The FSA was instrumental in reinvigorating London as a global financial center and led efforts in online banking, tax-advantage savings accounts, securitizations and derivatives. The FSA also supervised all financial institutions including asset managers, hedge funds, non-bank finance companies and insurers. This perch gave the agency a unique position that proved particularly effective for managing products and endeavors across all financial services.
While many regulatory bodies say they hire the best from the industry, it is the FSA that has the highest relative salaries of any in the world so that the brightest talent would be economically incented to come work for the organization. For example, a senior supervisor at the FSA can often make $440k, more than double the salaries at the Bank of England and four times the salaries of comparative positions here in the US.
Perhaps the greatest difference between the FSA and most of the world's banking regulators, the FSA is guided by principles and not rules-based. This fact has traditionally given the regulator great flexibility and effectiveness in dealing with problems and supervising banks.

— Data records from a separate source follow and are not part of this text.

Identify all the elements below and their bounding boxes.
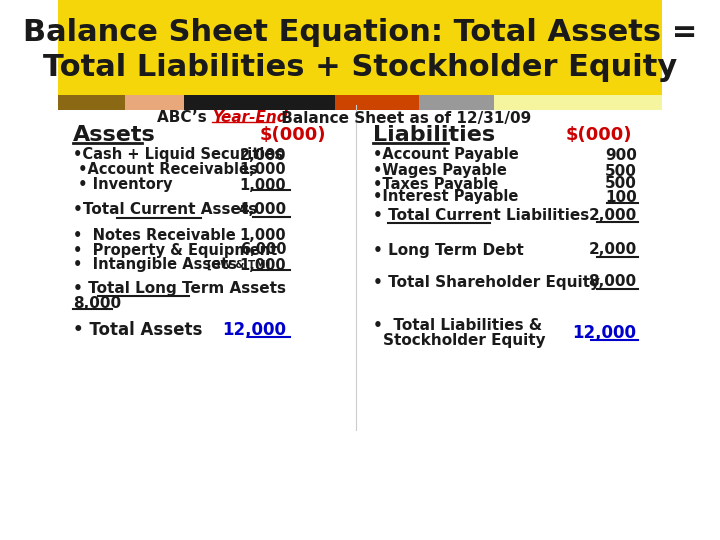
Text: 8,000: 8,000 xyxy=(73,295,122,310)
Text: Assets: Assets xyxy=(73,125,156,145)
Text: •  Notes Receivable: • Notes Receivable xyxy=(73,227,236,242)
Text: 1,000: 1,000 xyxy=(240,178,287,192)
Text: 2,000: 2,000 xyxy=(588,242,636,258)
Text: • Total Shareholder Equity: • Total Shareholder Equity xyxy=(372,274,600,289)
Text: 500: 500 xyxy=(605,177,636,192)
Text: •Total Current Assets: •Total Current Assets xyxy=(73,202,258,218)
Text: •Account Payable: •Account Payable xyxy=(372,147,518,163)
Text: •  Intangible Assets: • Intangible Assets xyxy=(73,258,243,273)
FancyBboxPatch shape xyxy=(494,95,662,110)
Text: $(000): $(000) xyxy=(259,126,326,144)
FancyBboxPatch shape xyxy=(184,95,335,110)
FancyBboxPatch shape xyxy=(125,95,184,110)
Text: • Inventory: • Inventory xyxy=(73,178,173,192)
Text: Stockholder Equity: Stockholder Equity xyxy=(382,333,545,348)
Text: ABC’s: ABC’s xyxy=(157,111,212,125)
Text: 1,000: 1,000 xyxy=(240,258,287,273)
Text: Year-End: Year-End xyxy=(212,111,287,125)
Text: 12,000: 12,000 xyxy=(222,321,287,339)
Text: • Total Assets: • Total Assets xyxy=(73,321,202,339)
Text: •  Property & Equipment: • Property & Equipment xyxy=(73,242,277,258)
Text: •Account Receivables: •Account Receivables xyxy=(73,163,258,178)
Text: •Wages Payable: •Wages Payable xyxy=(372,164,506,179)
Text: •Taxes Payable: •Taxes Payable xyxy=(372,177,498,192)
Text: 2,000: 2,000 xyxy=(588,207,636,222)
Text: •  Total Liabilities &: • Total Liabilities & xyxy=(372,318,541,333)
Text: 2,000: 2,000 xyxy=(240,147,287,163)
Text: 12,000: 12,000 xyxy=(572,324,636,342)
Text: 900: 900 xyxy=(605,147,636,163)
Text: •Interest Payable: •Interest Payable xyxy=(372,190,518,205)
Text: • Total Current Liabilities: • Total Current Liabilities xyxy=(372,207,589,222)
Text: 100: 100 xyxy=(605,190,636,205)
Text: 1,000: 1,000 xyxy=(240,163,287,178)
Text: • Long Term Debt: • Long Term Debt xyxy=(372,242,523,258)
FancyBboxPatch shape xyxy=(58,110,662,540)
Text: Liabilities: Liabilities xyxy=(372,125,495,145)
Text: 1,000: 1,000 xyxy=(240,227,287,242)
Text: •Cash + Liquid Securities: •Cash + Liquid Securities xyxy=(73,147,284,163)
Text: 500: 500 xyxy=(605,164,636,179)
Text: • Total Long Term Assets: • Total Long Term Assets xyxy=(73,280,287,295)
Text: 8,000: 8,000 xyxy=(588,274,636,289)
Text: [GW & TM]: [GW & TM] xyxy=(207,260,271,270)
FancyBboxPatch shape xyxy=(58,0,662,100)
FancyBboxPatch shape xyxy=(58,95,125,110)
Text: 6,000: 6,000 xyxy=(240,242,287,258)
Text: $(000): $(000) xyxy=(566,126,632,144)
Text: 4,000: 4,000 xyxy=(238,202,287,218)
Text: Balance Sheet Equation: Total Assets =
Total Liabilities + Stockholder Equity: Balance Sheet Equation: Total Assets = T… xyxy=(23,17,697,83)
FancyBboxPatch shape xyxy=(335,95,419,110)
Text: Balance Sheet as of 12/31/09: Balance Sheet as of 12/31/09 xyxy=(276,111,531,125)
FancyBboxPatch shape xyxy=(419,95,494,110)
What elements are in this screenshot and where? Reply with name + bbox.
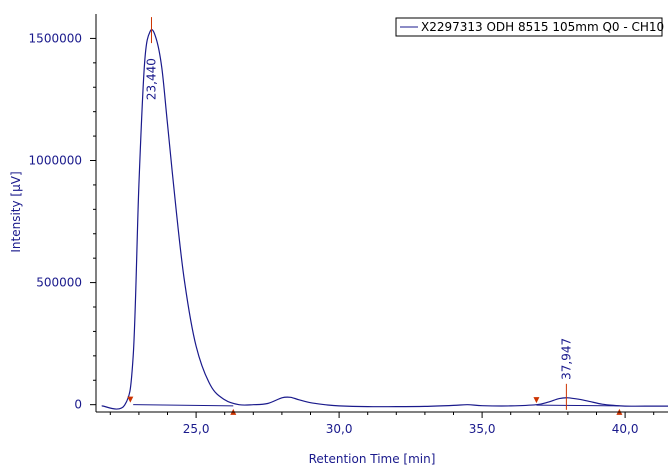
x-tick-label: 40,0	[612, 422, 639, 436]
tick-labels: 25,0 30,0 35,0 40,0 0 500000 1000000 1500000	[29, 31, 639, 436]
x-tick-label: 30,0	[326, 422, 353, 436]
y-tick-label: 500000	[36, 276, 82, 290]
integration-start-marker	[127, 396, 134, 403]
x-axis-title: Retention Time [min]	[309, 452, 436, 466]
legend-box	[395, 17, 663, 37]
legend: X2297313 ODH 8515 105mm Q0 - CH10	[395, 17, 664, 37]
peak-label: 23,440	[144, 58, 158, 100]
y-axis-title: Intensity [µV]	[9, 171, 23, 252]
legend-entry: X2297313 ODH 8515 105mm Q0 - CH10	[421, 20, 664, 34]
y-tick-label: 0	[74, 398, 82, 412]
y-tick-label: 1500000	[29, 31, 82, 45]
axes	[90, 14, 668, 418]
peak-label: 37,947	[559, 338, 573, 380]
integration-baseline	[133, 404, 234, 407]
integration-start-marker	[533, 397, 540, 404]
x-tick-label: 35,0	[469, 422, 496, 436]
y-tick-label: 1000000	[29, 154, 82, 168]
integration-baseline	[536, 404, 620, 407]
x-tick-label: 25,0	[183, 422, 210, 436]
series-line	[101, 29, 668, 410]
plot-area: 23,440 37,947	[101, 17, 668, 415]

Unfortunately, the FSA's demise is a result of calls that the regulator had "too light of a touch" and lacked leadership in preventing the global financial crisis. While the FSA was perhaps too cozy with banks, given how we are facing some 300 new regulator guidance factors and 5,000+ pages of regulation as a result of financial reform, we highlight the FSA as a counter to the current environment. While we understand the swing of the global regulatory pendulum, the FSA is one entity that we really hate to see go in its entirety.
The FSA's statutory objectives include the need of the regulator to "foster innovation," "promote competition," "avoid unnecessary regulatory barriers to entry or business expansion," "maintaining the competitive position of the UK," and "hold senior management accountable for risk and controls within firms in order to guard against unnecessary intrusion by the FSA into a firms' business." How can you not love a regulator with that mandate?